Russians Not Only Violate Nuke Treaty, But Threaten Reagan’s “Legacy”

An early Russian intercontinental ballistic missile (Public domain / Wikimedia Commons)

An early Russian intercontinental ballistic missile (Public domain / Wikimedia Commons)

As if the Ukraine and Russia granting asylum to Edward Snowden weren’t enough, another significant bone of contention has arisen between the United States and Russia. In the New York Times, Michael Gordon reports

The United States has concluded that Russia violated a landmark arms control treaty [the Intermediate-range Nuclear Forces (INF) Treaty] by testing a prohibited ground-launched cruise missile, according to senior American officials, a finding that was conveyed by President Obama to President Vladimir V. Putin of Russia in a letter on Monday [July 28].

Russia first began testing the cruise missiles as early as 2008, according to American officials, and the Obama administration concluded by the end of 2011 that they were a compliance concern.

A State Department report that Gordon cites states:

The United States has determined that the Russian Federation is in violation of its obligations under the I.N.F. treaty not to possess, produce or flight test a ground-launched cruise missile (GLCM) with a range capability of 500 kilometers to 5,500 kilometers or to possess or produce launchers of such missiles.

Wait, how come states are allowed missiles that can travel farther than 5,500 kilometers? NATO’s top general, Philip Breedlove provides Gordon with some insight.

“A weapon capability that violates the I.N.F., that is introduced into the greater European land mass, is absolutely a tool that will have to be dealt with,” he said in an interview in April.

In other words, the INF prevents Russia from launching intercontinental ballistic missiles at Europe and the United States and NATO from launching them at Russia from Europe.

The INF, which was signed in 1987 by President Ronald Reagan and the Soviet Union’s leader Mikhail Gorbachev, writes Gordon, “helped seal the end of the Cold War and has been regarded as a cornerstone of American-Russian arms control efforts.”

But, writes Jeffrey Lewis in Foreign Policy (behind a paywall), Moscow’s newfound “ability to threaten capitals throughout NATO represents a challenge to the cohesion of the alliance.” Even though, “At times, it seems like this treaty was drafted with all the precision of two winos trying to work out a complex problem in astrophysics.” Lewis reminds us:

It won’t hurt to remind Moscow that it agreed to the treaty because it feared the U.S. deployment of intermediate range systems that could reach Moscow in only a few minutes.

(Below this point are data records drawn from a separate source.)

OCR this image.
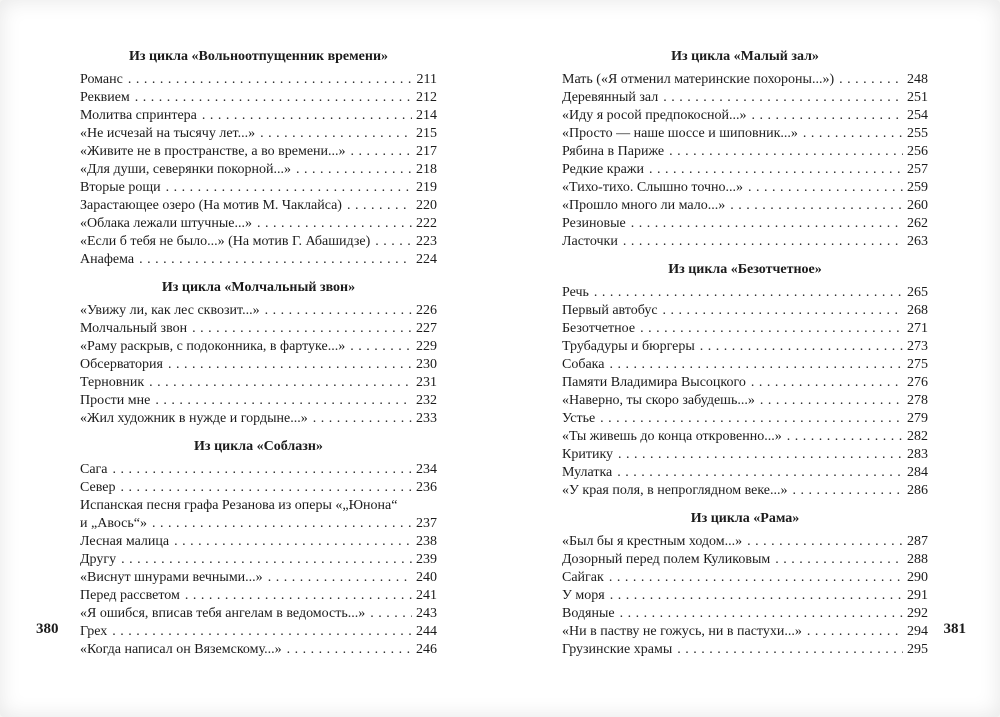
Из цикла «Вольноотпущенник времени»
Романс . . .	211
Реквием . . .	212
Молитва спринтера . . .	214
«Не исчезай на тысячу лет...» . . .	215
«Живите не в пространстве, а во времени...» . . .	217
«Для души, северянки покорной...» . . .	218
Вторые рощи . . .	219
Зарастающее озеро (На мотив М. Чаклайса) . . .	220
«Облака лежали штучные...» . . .	222
«Если б тебя не было...» (На мотив Г. Абашидзе) . . .	223
Анафема . . .	224
Из цикла «Молчальный звон»
«Увижу ли, как лес сквозит...» . . .	226
Молчальный звон . . .	227
«Раму раскрыв, с подоконника, в фартуке...» . . .	229
Обсерватория . . .	230
Терновник . . .	231
Прости мне . . .	232
«Жил художник в нужде и гордыне...» . . .	233
Из цикла «Соблазн»
Сага . . .	234
Север . . .	236
Испанская песня графа Резанова из оперы «„Юнона“
и „Авось“» . . .	237
Лесная малица . . .	238
Другу . . .	239
«Виснут шнурами вечными...» . . .	240
Перед рассветом . . .	241
«Я ошибся, вписав тебя ангелам в ведомость...» . . .	243
Грех . . .	244
«Когда написал он Вяземскому...» . . .	246
Из цикла «Малый зал»
Мать («Я отменил материнские похороны...») . . .	248
Деревянный зал . . .	251
«Иду я росой предпокосной...» . . .	254
«Просто — наше шоссе и шиповник...» . . .	255
Рябина в Париже . . .	256
Редкие кражи . . .	257
«Тихо-тихо. Слышно точно...» . . .	259
«Прошло много ли мало...» . . .	260
Резиновые . . .	262
Ласточки . . .	263
Из цикла «Безотчетное»
Речь . . .	265
Первый автобус . . .	268
Безотчетное . . .	271
Трубадуры и бюргеры . . .	273
Собака . . .	275
Памяти Владимира Высоцкого . . .	276
«Наверно, ты скоро забудешь...» . . .	278
Устье . . .	279
«Ты живешь до конца откровенно...» . . .	282
Критику . . .	283
Мулатка . . .	284
«У края поля, в непроглядном веке...» . . .	286
Из цикла «Рама»
«Был бы я крестным ходом...» . . .	287
Дозорный перед полем Куликовым . . .	288
Сайгак . . .	290
У моря . . .	291
Водяные . . .	292
«Ни в паству не гожусь, ни в пастухи...» . . .	294
Грузинские храмы . . .	295
380	381
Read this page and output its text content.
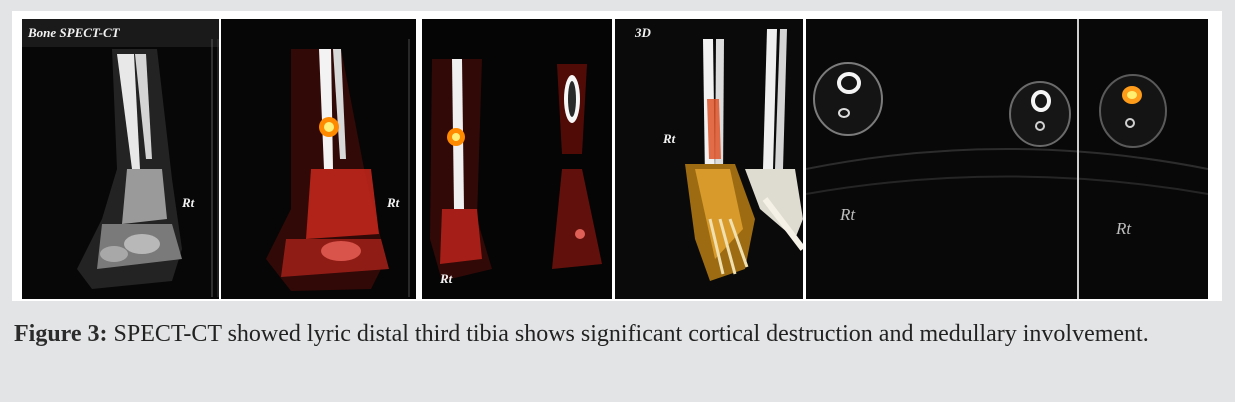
Bone SPECT-CT
Rt	Rt
Rt
3D
Rt
Rt
Rt
Figure 3: SPECT-CT showed lyric distal third tibia shows significant cortical destruction and medullary involvement.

But nobody is addressing how violating the INF not only threatens the national security of Europe, it also threatens to wreck Ronald Reagan’s legacy (if you call it that). Remember the Reykjavík Summit in 1986, at which Reagan and Mikhail Gorbachev briefly entertained the notion of entirely ending their mutual nuclear-weapons programs? That imploded when Reagan wouldn’t let go of his childlike fantasy of a missile defense system would shield us from nuclear harm. (He obviously lacked faith that the USSR would give up all its nukes.) But the Reykjavik Summit did produce the INF.

Without the INF, the truth about Reagan’s record is that it’s all debits, no assets.